Вот и отлично. Черт побери, и подумать только, что это случилось со мной, Лораном, простым парнем, любящим жизнь, опасность, девушек и искреннее веселье! Я просто не могу этому поверить. Может, я сплю? Сафасс-Тин, скажи, не сплю ли я?
— Ты не спишь.
— Ясное дело! Но я хотел бы спросить, при чем я во всей этой истории? Я уже сыт по горло всей этой историей. Я все отдал тебе, Сафасс-Тин. Всего себя без остатка. Должен признаться, не по своей воле — надо быть сумасшедшим, чтобы добровольно согласиться на такую вещь. Что ты хочешь со мной сделать?
— Ничего, иноземец.
— Как это — ничего? Объясни, пожалуйста.
— Ты… ты исчез из этого мира, иноземец. И я ничего тут не могу поделать. Тебя выбрал случай, чтобы сыграть эту тягостную роль. Ты вернешься в космос. Я ничего не имею против тебя и, если бы я мог, я вернул бы тебя к своим. Но это невозможно. Но успокойся, смерь не страшна. Ее, в сущности, не существует. Просто ты войдешь в другую жизнь.

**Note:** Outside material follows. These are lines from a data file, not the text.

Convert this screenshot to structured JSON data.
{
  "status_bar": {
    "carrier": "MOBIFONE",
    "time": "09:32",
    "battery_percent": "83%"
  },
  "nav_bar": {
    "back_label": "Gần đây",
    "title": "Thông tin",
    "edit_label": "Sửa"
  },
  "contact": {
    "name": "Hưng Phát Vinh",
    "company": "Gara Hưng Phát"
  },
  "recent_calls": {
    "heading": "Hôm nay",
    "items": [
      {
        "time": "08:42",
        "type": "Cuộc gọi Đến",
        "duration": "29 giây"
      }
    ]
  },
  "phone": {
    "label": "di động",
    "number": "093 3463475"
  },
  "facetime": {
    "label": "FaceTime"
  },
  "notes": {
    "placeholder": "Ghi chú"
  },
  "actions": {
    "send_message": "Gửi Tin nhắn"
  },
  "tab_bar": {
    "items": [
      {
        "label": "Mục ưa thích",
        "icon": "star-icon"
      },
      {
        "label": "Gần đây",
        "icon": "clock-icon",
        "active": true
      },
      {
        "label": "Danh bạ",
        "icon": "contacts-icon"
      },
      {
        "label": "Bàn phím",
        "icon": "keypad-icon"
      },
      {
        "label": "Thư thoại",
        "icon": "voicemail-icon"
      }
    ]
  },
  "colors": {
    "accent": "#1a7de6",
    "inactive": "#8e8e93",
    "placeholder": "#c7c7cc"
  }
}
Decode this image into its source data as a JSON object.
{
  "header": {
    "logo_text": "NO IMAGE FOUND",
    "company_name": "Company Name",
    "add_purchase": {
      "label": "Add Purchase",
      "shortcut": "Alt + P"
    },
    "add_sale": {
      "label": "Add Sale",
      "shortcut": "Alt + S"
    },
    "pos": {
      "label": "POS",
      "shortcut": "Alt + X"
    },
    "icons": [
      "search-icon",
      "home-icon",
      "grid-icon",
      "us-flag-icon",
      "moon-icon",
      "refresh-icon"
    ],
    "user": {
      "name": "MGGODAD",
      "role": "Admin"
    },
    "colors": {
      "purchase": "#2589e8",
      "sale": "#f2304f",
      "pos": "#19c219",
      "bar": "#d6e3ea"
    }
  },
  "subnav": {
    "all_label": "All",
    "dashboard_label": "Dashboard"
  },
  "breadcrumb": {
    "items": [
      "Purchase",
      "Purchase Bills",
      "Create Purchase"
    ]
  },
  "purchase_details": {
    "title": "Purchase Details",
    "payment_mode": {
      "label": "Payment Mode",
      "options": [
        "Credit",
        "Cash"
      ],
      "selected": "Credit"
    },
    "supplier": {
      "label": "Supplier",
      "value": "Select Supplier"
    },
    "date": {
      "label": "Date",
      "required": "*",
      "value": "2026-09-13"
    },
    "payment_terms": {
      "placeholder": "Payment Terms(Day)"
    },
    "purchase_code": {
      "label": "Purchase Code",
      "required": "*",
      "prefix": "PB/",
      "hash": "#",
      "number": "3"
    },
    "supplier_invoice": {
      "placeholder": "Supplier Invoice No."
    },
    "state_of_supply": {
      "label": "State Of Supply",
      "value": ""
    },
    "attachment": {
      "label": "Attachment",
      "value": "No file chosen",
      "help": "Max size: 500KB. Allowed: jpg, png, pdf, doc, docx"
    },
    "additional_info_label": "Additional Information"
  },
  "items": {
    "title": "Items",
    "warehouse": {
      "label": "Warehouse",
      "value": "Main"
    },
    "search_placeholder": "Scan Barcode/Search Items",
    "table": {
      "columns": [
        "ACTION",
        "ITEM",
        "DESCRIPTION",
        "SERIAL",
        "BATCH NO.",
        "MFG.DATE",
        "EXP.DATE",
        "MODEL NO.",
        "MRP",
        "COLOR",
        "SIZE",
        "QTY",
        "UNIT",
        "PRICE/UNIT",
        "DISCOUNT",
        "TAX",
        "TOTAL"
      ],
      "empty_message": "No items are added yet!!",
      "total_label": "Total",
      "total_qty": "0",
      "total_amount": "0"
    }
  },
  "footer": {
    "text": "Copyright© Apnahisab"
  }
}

— Так говорят… А как там, с другой стороны?
— Нельзя, собственно, говорить о другой стороне, потому что их тысячи… Поверь мне, ты не пожалеешь ни о чем. Ты сам увидишь, что в твоей судьбе нет ничего страшного.
— Ах, черт… Мне это вовсе не улыбается, заешь ли! И как такое могло случиться со мной? Я знаю, что повторяюсь, но пойми меня: я никогда не верил в магию.
— Магия — это наука, только она еще не сведена к уравнениям. Ты веришь в науку?
— Да… Ладно, не будем больше говорить обо мне. Раз уж я пропал, так пропал, ничего не вернешь? А земляне, а Треугольники? Что произойдет? Ей-богу, исчезну с легким сердцем, если Земля возьмет верх.